Fotos: Guilherme Gomes – UNESP Ciência
São quase 11h e a aldeia Maturuca, situada na terra indígena Raposa Serra do Sol, em Roraima, está em clima de expectativa. Seus habitantes aguardam um ilustre visitante, que, esta manhã, está um pouco atrasado. O adiantado da hora faz os tuxauas – termo local para cacique – debaterem o cancelamento da grande dança de recepção que está programada. De repente um homem esguio, de bermuda e barba rala desce de um carro enlameado. É o visitante, que saúda os tuxauas e culpa as condições da estrada pelo atraso.
Segue-se um corre-corre e logo oitenta crianças e jovens da etnia Makuxi, vestidos de maneira tradicional, espalham-se pelo pátio da aldeia. Começam a dançar e a cantar a plenos pulmões. À medida que o visitante caminha por entre eles, é envolvido pelos dançarinos, que seguem seus passos. A canção de boas-vindas, entoada em língua macuxi, diz “você vem de longe/ as meninas te saúdam”.

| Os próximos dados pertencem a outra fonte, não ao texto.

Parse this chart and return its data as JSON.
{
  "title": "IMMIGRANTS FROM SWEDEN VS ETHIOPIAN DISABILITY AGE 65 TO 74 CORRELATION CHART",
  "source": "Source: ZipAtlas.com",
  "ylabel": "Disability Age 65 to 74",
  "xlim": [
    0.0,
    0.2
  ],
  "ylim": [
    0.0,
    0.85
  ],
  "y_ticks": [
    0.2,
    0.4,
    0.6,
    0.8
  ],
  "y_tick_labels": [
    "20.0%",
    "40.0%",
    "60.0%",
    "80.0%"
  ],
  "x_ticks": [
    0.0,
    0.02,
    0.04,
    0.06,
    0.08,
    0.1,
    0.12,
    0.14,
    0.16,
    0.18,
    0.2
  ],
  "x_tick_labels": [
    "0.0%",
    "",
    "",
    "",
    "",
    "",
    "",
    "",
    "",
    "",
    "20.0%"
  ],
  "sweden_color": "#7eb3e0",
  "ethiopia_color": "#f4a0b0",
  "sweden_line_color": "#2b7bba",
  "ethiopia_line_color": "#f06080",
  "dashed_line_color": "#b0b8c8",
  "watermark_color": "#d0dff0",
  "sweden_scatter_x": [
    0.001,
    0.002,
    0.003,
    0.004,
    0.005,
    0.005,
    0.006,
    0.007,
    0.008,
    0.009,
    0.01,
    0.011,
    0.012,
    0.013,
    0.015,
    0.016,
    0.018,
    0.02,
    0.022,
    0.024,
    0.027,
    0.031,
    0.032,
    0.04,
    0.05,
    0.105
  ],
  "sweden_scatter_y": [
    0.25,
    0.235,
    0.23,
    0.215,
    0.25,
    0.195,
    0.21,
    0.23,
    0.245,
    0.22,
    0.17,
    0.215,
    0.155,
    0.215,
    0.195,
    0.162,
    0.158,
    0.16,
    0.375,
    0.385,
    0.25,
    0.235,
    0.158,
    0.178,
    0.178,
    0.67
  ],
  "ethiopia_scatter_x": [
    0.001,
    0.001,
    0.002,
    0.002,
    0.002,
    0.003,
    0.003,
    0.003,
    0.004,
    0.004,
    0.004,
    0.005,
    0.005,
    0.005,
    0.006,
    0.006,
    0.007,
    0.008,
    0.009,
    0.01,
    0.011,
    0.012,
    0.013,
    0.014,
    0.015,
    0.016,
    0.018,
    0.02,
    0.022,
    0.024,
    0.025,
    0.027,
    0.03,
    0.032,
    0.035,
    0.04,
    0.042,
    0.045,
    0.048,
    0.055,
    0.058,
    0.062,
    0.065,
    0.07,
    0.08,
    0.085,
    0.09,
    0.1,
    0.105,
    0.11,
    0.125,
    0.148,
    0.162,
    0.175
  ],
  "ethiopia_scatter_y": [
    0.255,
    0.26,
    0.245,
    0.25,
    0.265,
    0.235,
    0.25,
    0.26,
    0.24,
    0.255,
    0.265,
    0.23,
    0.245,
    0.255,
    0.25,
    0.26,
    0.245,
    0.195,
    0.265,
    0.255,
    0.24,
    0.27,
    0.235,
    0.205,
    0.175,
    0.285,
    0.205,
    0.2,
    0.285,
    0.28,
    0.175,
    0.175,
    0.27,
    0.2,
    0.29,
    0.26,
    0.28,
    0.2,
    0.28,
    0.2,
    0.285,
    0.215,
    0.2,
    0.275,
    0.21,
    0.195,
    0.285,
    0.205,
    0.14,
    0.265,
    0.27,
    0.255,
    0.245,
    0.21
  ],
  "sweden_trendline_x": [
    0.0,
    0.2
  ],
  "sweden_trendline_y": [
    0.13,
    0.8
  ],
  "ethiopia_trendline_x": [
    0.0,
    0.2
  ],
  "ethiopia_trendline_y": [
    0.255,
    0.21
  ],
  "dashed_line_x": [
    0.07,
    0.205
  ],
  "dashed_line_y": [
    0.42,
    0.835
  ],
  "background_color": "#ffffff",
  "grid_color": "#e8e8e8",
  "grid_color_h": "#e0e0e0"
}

O recém-chegado, recebido de forma tão vibrante, é o antropólogo Paulo José Brando Santilli. Professor da Faculdade de Ciências e Letras da Unesp em Araraquara, Santilli também coordena o Centro de Estudos Indígenas Miguel A. Menendéz. Seus estudos etnográficos na região, que começaram nos anos 1980, aproximaram-no das lideranças e o levaram a colaborar intensamente na luta pela criação da terra indígena Raposa Serra do Sol. O mesmo engajamento que lhe granjeou a estima dos indígenas tornou-o também persona non grata para as autoridades do Estado de Roraima. Após uma ausência de quase uma década, Santilli começou a fazer novamente visitas de campo à região em fins de 2012. Durante seis dias, em fevereiro passado, suas atividades foram acompanhadas pela reportagem de Unesp Ciência.
A Raposa Serra do Sol é habitada por cerca de 20 mil indígenas das etnias Makuxi, Uapixana, Ingarikó e Patamona. O processo de demarcação e homologação levou décadas, e foi maculado por perseguições, prisões, incêndios e assassinatos de nativos. De um lado estava o Conselho Indígena de Roraima (CIR), entidade que representava a maior parte dos indígenas.

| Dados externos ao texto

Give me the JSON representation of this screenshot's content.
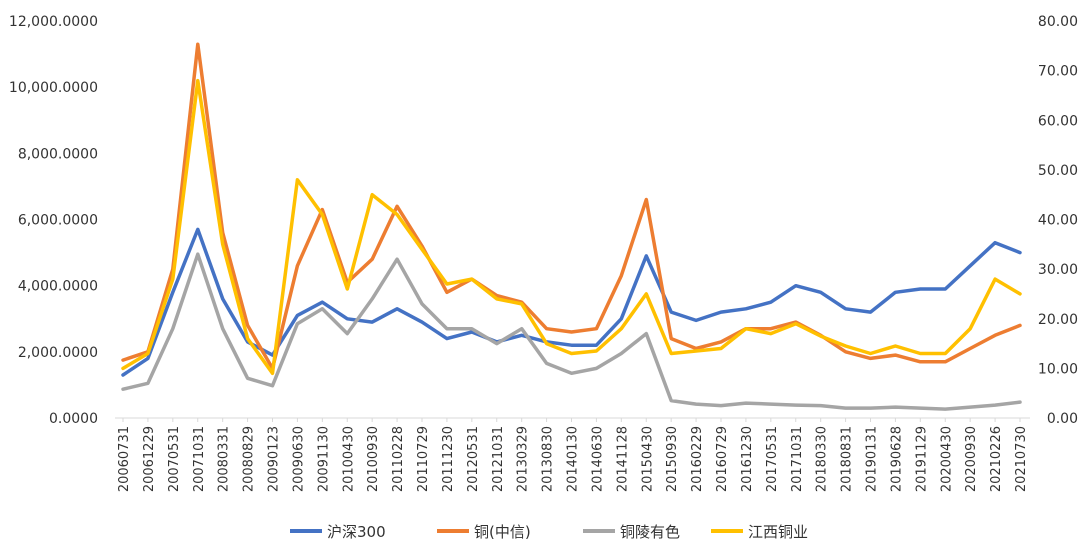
{
  "chart_data": {
    "type": "line",
    "title": "",
    "xlabel": "",
    "ylabel": "",
    "x_tick_labels": [
      "20060731",
      "20061229",
      "20070531",
      "20071031",
      "20080331",
      "20080829",
      "20090123",
      "20090630",
      "20091130",
      "20100430",
      "20100930",
      "20110228",
      "20110729",
      "20111230",
      "20120531",
      "20121031",
      "20130329",
      "20130830",
      "20140130",
      "20140630",
      "20141128",
      "20150430",
      "20150930",
      "20160229",
      "20160729",
      "20161230",
      "20170531",
      "20171031",
      "20180330",
      "20180831",
      "20190131",
      "20190628",
      "20191129",
      "20200430",
      "20200930",
      "20210226",
      "20210730"
    ],
    "y_left": {
      "ylim": [
        0,
        12000
      ],
      "ticks": [
        "0.0000",
        "2,000.0000",
        "4,000.0000",
        "6,000.0000",
        "8,000.0000",
        "10,000.0000",
        "12,000.0000"
      ],
      "tick_values": [
        0,
        2000,
        4000,
        6000,
        8000,
        10000,
        12000
      ]
    },
    "y_right": {
      "ylim": [
        0,
        80
      ],
      "ticks": [
        "0.00",
        "10.00",
        "20.00",
        "30.00",
        "40.00",
        "50.00",
        "60.00",
        "70.00",
        "80.00"
      ],
      "tick_values": [
        0,
        10,
        20,
        30,
        40,
        50,
        60,
        70,
        80
      ]
    },
    "legend_position": "bottom",
    "grid": false,
    "series": [
      {
        "name": "沪深300",
        "axis": "left",
        "color": "#4472C4",
        "points": [
          [
            "20060731",
            1300
          ],
          [
            "20061229",
            1800
          ],
          [
            "20070531",
            3800
          ],
          [
            "20071031",
            5700
          ],
          [
            "20080331",
            3600
          ],
          [
            "20080829",
            2300
          ],
          [
            "20090123",
            1900
          ],
          [
            "20090630",
            3100
          ],
          [
            "20091130",
            3500
          ],
          [
            "20100430",
            3000
          ],
          [
            "20100930",
            2900
          ],
          [
            "20110228",
            3300
          ],
          [
            "20110729",
            2900
          ],
          [
            "20111230",
            2400
          ],
          [
            "20120531",
            2600
          ],
          [
            "20121031",
            2300
          ],
          [
            "20130329",
            2500
          ],
          [
            "20130830",
            2300
          ],
          [
            "20140130",
            2200
          ],
          [
            "20140630",
            2200
          ],
          [
            "20141128",
            3000
          ],
          [
            "20150430",
            4900
          ],
          [
            "20150930",
            3200
          ],
          [
            "20160229",
            2950
          ],
          [
            "20160729",
            3200
          ],
          [
            "20161230",
            3300
          ],
          [
            "20170531",
            3500
          ],
          [
            "20171031",
            4000
          ],
          [
            "20180330",
            3800
          ],
          [
            "20180831",
            3300
          ],
          [
            "20190131",
            3200
          ],
          [
            "20190628",
            3800
          ],
          [
            "20191129",
            3900
          ],
          [
            "20200430",
            3900
          ],
          [
            "20200930",
            4600
          ],
          [
            "20210226",
            5300
          ],
          [
            "20210730",
            5000
          ]
        ]
      },
      {
        "name": "铜(中信)",
        "axis": "left",
        "color": "#ED7D31",
        "points": [
          [
            "20060731",
            1750
          ],
          [
            "20061229",
            2000
          ],
          [
            "20070531",
            4500
          ],
          [
            "20071031",
            11300
          ],
          [
            "20080331",
            5600
          ],
          [
            "20080829",
            2800
          ],
          [
            "20090123",
            1500
          ],
          [
            "20090630",
            4600
          ],
          [
            "20091130",
            6300
          ],
          [
            "20100430",
            4100
          ],
          [
            "20100930",
            4800
          ],
          [
            "20110228",
            6400
          ],
          [
            "20110729",
            5200
          ],
          [
            "20111230",
            3800
          ],
          [
            "20120531",
            4200
          ],
          [
            "20121031",
            3700
          ],
          [
            "20130329",
            3500
          ],
          [
            "20130830",
            2700
          ],
          [
            "20140130",
            2600
          ],
          [
            "20140630",
            2700
          ],
          [
            "20141128",
            4300
          ],
          [
            "20150430",
            6600
          ],
          [
            "20150930",
            2400
          ],
          [
            "20160229",
            2100
          ],
          [
            "20160729",
            2300
          ],
          [
            "20161230",
            2700
          ],
          [
            "20170531",
            2700
          ],
          [
            "20171031",
            2900
          ],
          [
            "20180330",
            2500
          ],
          [
            "20180831",
            2000
          ],
          [
            "20190131",
            1800
          ],
          [
            "20190628",
            1900
          ],
          [
            "20191129",
            1700
          ],
          [
            "20200430",
            1700
          ],
          [
            "20200930",
            2100
          ],
          [
            "20210226",
            2500
          ],
          [
            "20210730",
            2800
          ]
        ]
      },
      {
        "name": "铜陵有色",
        "axis": "right",
        "color": "#A5A5A5",
        "points": [
          [
            "20060731",
            5.8
          ],
          [
            "20061229",
            7
          ],
          [
            "20070531",
            18
          ],
          [
            "20071031",
            33
          ],
          [
            "20080331",
            18
          ],
          [
            "20080829",
            8
          ],
          [
            "20090123",
            6.5
          ],
          [
            "20090630",
            19
          ],
          [
            "20091130",
            22
          ],
          [
            "20100430",
            17
          ],
          [
            "20100930",
            24
          ],
          [
            "20110228",
            32
          ],
          [
            "20110729",
            23
          ],
          [
            "20111230",
            18
          ],
          [
            "20120531",
            18
          ],
          [
            "20121031",
            15
          ],
          [
            "20130329",
            18
          ],
          [
            "20130830",
            11
          ],
          [
            "20140130",
            9
          ],
          [
            "20140630",
            10
          ],
          [
            "20141128",
            13
          ],
          [
            "20150430",
            17
          ],
          [
            "20150930",
            3.5
          ],
          [
            "20160229",
            2.8
          ],
          [
            "20160729",
            2.5
          ],
          [
            "20161230",
            3
          ],
          [
            "20170531",
            2.8
          ],
          [
            "20171031",
            2.6
          ],
          [
            "20180330",
            2.5
          ],
          [
            "20180831",
            2
          ],
          [
            "20190131",
            2
          ],
          [
            "20190628",
            2.2
          ],
          [
            "20191129",
            2
          ],
          [
            "20200430",
            1.8
          ],
          [
            "20200930",
            2.2
          ],
          [
            "20210226",
            2.6
          ],
          [
            "20210730",
            3.2
          ]
        ]
      },
      {
        "name": "江西铜业",
        "axis": "right",
        "color": "#FFC000",
        "points": [
          [
            "20060731",
            10
          ],
          [
            "20061229",
            13
          ],
          [
            "20070531",
            28
          ],
          [
            "20071031",
            68
          ],
          [
            "20080331",
            35
          ],
          [
            "20080829",
            16
          ],
          [
            "20090123",
            9
          ],
          [
            "20090630",
            48
          ],
          [
            "20091130",
            41
          ],
          [
            "20100430",
            26
          ],
          [
            "20100930",
            45
          ],
          [
            "20110228",
            41
          ],
          [
            "20110729",
            34
          ],
          [
            "20111230",
            27
          ],
          [
            "20120531",
            28
          ],
          [
            "20121031",
            24
          ],
          [
            "20130329",
            23
          ],
          [
            "20130830",
            15
          ],
          [
            "20140130",
            13
          ],
          [
            "20140630",
            13.5
          ],
          [
            "20141128",
            18
          ],
          [
            "20150430",
            25
          ],
          [
            "20150930",
            13
          ],
          [
            "20160229",
            13.5
          ],
          [
            "20160729",
            14
          ],
          [
            "20161230",
            18
          ],
          [
            "20170531",
            17
          ],
          [
            "20171031",
            19
          ],
          [
            "20180330",
            16.5
          ],
          [
            "20180831",
            14.5
          ],
          [
            "20190131",
            13
          ],
          [
            "20190628",
            14.5
          ],
          [
            "20191129",
            13
          ],
          [
            "20200430",
            13
          ],
          [
            "20200930",
            18
          ],
          [
            "20210226",
            28
          ],
          [
            "20210730",
            25
          ]
        ]
      }
    ]
  }
}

Opondo-se a eles estavam garimpeiros e fazendeiros, estabelecidos na região desde meados do século 20, e que contavam com o apoio do governo estadual. No centro da disputa entre os grupos estava o modelo de demarcação a ser seguido para a criação da terra indígena.
Os fazendeiros defendiam uma demarcação “fatiada”. Nesse modelo, as propriedades rurais permaneceriam em suas mãos, sendo ladeadas por extensões descontínuas de terra indígena. Com o objetivo de reforçar sua posição, chegaram a patrocinar a criação de outra entidade indígena, que também se manifestava favoravelmente à demarcação fatiada. Já os indígenas do CIR solicitavam a criação do modelo contínuo, que implicava desativação das fazendas e saída de seus proprietários da região.
O enfrentamento entre os dois grupo ganhou repercussão internacional e perdurou até 2009. Nesse ano, numa decisão histórica que foi noticiada até no The New York Times, o Supremo Tribunal Federal determinou a instauração da terra indígena de acordo com o modelo contínuo, e estipulou a retirada de todos os não indígenas de uma área de 1.750.000 hectares.
Ao retomar o trabalho de campo na região, Santilli espera compreender melhor de que forma a vitória afetou o modo de vida das etnias que vivem ali e discutir com elas estratégias para lidar com os desafios que enfrentarão daqui para a frente.
Nosso giro acompanhando o antropólogo começou com uma viagem de cerca de 320 km entre Boa Vista, a capital do Estado, e o município de Uiramutã, um enclave não indígena incrustado no interior da Raposa Serra do Sol. Sua permanência, ratificada pelo STF, foi interpretada como uma concessão aos grupos apoiados pelo governo do Estado. O caminho para Uiramutã é feito cruzando-se várias estradas que também ficaram de fora da demarcação, permanecendo sob a responsabilidade do Estado e de municípios, embora estejam dentro da Raposa Serra do Sol.
Apesar da distância relativamente curta, a viagem levou cerca de 6 horas, devido principalmente ao péssimo estado das estradas e das pontes. Segundo Santilli, o governo do Estado reduziu ao mínimo a manutenção destas vias depois da retirada dos fazendeiros. Um sinal de que as paixões que animavam os dois lados da contenda ainda não arrefeceram totalmente, apesar da vitória de um deles Em certos trechos, a sensação que se tem é a de estar participando de um verdadeiro rally.
Discórdia familiar
Junto com o antropólogo viajava o tuxaua Orlando Pereira da Silva, veterano na luta pela terra. Entre irmãos, filhos, primos, sobrinhos e netos, a parentela de seu Orlando chega a quase 300 pessoas. A maior parte delas vive perto de Uiramutã. Assim como as estradas, também sua família ainda exibe sinais das décadas de enfrentamento que assolaram a região. Grande parte dela – inclusive o neto, que é o prefeito de Uiramutã – era contrária à demarcação contínua. Entre as causas para isso estaria o medo, fomentado pelos proprietários rurais, de que, sem os brancos por perto, os indígenas experimentassem uma forte carência, com diminuição de vestuário e até de comida. “Esse meu neto teve uma formação diferente [da minha], só estudou na escola dos brancos. Não conhece a realidade do movimento indígena”, avalia seu Orlando.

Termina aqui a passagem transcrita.